Can someone explain what a Root Certificate Authority is
and how it relates to a Common Server Certificate
I know how to make it work ( as in what to click and stick in the boxes and
how to generate certificate for clients etc ) but I don’t really get the fundamentals
Possible this answer is going to be loooooooong so if anyone feels like
doing me a certificate for dummies reply I would appreciate it, alternatively
if you could point me to a good ( ideally a opensuse specific ) idiots guide
that would be good too
The system is hierarchical. The Root CA is at the top of the hierarchy. Trust is supposed flow down the hierarchy.
In a simple arrangement, the root CA signs a server certificate, and that signature certifies the validity of the server certificate to the extent that the root CA has chosen to investigate that validity.
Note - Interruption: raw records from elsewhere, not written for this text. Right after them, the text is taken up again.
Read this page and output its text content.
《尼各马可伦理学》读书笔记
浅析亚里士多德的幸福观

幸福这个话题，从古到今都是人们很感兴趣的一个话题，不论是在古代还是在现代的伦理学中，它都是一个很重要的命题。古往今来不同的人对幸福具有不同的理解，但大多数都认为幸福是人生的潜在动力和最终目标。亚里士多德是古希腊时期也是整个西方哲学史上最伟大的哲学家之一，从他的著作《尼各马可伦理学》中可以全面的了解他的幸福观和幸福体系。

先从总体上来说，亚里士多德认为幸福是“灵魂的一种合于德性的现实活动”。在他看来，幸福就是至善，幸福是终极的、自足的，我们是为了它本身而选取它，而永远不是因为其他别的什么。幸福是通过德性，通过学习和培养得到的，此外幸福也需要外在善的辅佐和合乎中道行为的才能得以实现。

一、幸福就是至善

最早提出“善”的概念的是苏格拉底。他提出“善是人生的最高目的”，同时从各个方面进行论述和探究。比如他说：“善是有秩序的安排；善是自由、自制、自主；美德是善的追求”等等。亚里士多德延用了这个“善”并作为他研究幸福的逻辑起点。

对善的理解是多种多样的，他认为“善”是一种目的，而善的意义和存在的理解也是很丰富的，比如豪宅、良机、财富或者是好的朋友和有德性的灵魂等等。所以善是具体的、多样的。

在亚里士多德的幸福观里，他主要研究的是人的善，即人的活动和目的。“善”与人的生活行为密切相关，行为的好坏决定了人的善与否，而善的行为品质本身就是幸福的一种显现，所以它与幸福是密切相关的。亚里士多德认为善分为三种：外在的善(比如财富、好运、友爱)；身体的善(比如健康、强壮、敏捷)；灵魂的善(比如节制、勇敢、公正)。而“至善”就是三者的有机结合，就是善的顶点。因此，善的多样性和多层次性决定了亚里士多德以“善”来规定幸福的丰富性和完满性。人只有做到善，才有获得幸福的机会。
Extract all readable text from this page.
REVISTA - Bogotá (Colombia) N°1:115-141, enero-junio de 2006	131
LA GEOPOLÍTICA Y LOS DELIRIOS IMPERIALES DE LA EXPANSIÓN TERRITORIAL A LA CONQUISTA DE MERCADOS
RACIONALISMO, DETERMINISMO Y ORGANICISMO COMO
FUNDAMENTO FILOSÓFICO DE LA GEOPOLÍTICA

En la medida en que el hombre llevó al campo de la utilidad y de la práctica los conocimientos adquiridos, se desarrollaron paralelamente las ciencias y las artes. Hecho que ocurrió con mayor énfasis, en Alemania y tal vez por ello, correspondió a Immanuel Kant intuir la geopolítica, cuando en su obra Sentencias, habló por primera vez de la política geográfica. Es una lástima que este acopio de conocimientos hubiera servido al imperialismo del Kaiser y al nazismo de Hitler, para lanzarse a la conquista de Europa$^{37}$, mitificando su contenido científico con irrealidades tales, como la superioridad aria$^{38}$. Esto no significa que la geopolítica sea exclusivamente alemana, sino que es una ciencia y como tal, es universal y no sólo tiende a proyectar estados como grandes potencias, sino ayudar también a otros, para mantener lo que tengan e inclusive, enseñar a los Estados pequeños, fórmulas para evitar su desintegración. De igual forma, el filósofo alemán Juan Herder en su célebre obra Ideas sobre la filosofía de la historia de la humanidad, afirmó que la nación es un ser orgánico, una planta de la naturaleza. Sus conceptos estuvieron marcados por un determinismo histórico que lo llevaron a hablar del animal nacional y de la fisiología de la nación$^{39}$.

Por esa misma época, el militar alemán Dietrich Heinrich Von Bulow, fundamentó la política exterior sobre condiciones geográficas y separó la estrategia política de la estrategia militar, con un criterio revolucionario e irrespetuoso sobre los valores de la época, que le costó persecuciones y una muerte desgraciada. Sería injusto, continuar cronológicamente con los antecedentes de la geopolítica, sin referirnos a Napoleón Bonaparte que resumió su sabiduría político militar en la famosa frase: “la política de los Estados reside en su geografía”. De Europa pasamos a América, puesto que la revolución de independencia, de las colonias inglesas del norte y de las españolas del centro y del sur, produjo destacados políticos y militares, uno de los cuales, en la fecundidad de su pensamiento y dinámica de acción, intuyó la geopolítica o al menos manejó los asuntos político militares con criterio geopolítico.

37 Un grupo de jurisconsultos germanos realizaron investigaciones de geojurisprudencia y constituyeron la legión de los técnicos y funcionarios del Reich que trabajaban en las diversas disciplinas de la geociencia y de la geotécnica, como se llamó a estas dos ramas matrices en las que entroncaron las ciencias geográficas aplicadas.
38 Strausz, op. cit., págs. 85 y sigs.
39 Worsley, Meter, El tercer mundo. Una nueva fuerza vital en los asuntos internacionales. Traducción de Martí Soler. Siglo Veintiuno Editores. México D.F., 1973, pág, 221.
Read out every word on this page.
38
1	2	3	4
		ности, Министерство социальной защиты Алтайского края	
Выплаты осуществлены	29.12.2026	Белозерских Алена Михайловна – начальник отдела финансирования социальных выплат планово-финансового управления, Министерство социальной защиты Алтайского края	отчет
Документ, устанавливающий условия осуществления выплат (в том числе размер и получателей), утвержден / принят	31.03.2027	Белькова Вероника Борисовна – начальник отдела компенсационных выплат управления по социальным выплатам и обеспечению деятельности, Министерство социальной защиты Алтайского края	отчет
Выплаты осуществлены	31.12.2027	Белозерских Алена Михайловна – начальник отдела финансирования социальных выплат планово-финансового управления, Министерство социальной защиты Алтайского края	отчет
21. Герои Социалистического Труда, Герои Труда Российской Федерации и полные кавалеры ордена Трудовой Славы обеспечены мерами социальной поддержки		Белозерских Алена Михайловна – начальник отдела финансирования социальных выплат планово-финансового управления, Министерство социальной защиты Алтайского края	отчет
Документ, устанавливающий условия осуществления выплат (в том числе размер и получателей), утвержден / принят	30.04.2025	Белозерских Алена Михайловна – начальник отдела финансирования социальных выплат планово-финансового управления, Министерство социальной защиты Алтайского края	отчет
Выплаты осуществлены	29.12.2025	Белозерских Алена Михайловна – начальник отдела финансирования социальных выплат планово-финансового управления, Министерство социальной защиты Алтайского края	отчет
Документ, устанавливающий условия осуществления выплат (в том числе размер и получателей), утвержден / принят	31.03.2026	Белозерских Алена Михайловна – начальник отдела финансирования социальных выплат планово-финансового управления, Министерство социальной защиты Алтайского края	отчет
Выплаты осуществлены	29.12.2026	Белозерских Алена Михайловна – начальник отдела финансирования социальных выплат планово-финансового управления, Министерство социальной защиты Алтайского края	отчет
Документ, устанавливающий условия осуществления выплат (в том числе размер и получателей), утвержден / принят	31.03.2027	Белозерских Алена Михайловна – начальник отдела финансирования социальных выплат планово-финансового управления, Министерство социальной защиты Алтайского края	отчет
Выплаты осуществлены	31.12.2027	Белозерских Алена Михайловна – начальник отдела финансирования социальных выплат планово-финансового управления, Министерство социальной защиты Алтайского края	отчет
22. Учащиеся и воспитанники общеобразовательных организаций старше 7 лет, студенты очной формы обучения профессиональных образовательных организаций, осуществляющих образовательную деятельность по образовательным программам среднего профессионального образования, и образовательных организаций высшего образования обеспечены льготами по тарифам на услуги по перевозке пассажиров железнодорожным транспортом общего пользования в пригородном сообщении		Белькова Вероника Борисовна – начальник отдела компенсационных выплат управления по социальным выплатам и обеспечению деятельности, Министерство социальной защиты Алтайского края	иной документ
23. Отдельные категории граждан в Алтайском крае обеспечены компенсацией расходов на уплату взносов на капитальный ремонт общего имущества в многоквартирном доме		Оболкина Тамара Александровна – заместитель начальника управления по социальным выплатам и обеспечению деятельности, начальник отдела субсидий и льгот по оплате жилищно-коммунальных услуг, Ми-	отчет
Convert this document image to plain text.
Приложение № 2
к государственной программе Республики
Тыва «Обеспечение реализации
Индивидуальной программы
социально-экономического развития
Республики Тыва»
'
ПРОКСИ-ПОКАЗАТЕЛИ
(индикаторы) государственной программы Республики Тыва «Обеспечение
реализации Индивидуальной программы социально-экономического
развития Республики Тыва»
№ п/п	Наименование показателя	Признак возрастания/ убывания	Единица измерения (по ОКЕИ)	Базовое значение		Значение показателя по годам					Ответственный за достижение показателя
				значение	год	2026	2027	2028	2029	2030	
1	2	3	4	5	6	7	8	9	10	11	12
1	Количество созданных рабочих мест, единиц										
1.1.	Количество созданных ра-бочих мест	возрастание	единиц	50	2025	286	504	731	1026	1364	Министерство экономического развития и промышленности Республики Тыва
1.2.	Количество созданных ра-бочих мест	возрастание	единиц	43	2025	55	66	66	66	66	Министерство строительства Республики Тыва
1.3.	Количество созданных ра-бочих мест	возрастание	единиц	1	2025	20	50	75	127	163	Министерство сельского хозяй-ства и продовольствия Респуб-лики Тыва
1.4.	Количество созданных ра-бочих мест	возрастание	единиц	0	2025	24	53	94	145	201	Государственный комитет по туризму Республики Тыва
In a more complex arrangement, the root CA might sign a certificate for a secondary CA, and in turn that secondary CA signs the server certificate.
I might post a longer “certificates for dummies” at my blog. I hope you don’t mind my stealing that title. If I do decide to post that, then I’ll add a link in this thread.
And calling names: there were updates in the Update repo (now about a month ago) where FF removed Diginotar from it’s list of trusted CAs.
People reading your "Certificates for dummies"carefuully will now be able to understand waht this means.
Please, that is very, very off-topic here. When you have an NFS question/problem, start a thread with an explaining title in the Network forum. That might draw the attention of NFS gurus. Not when you hide your question in this thread which has avery different subject.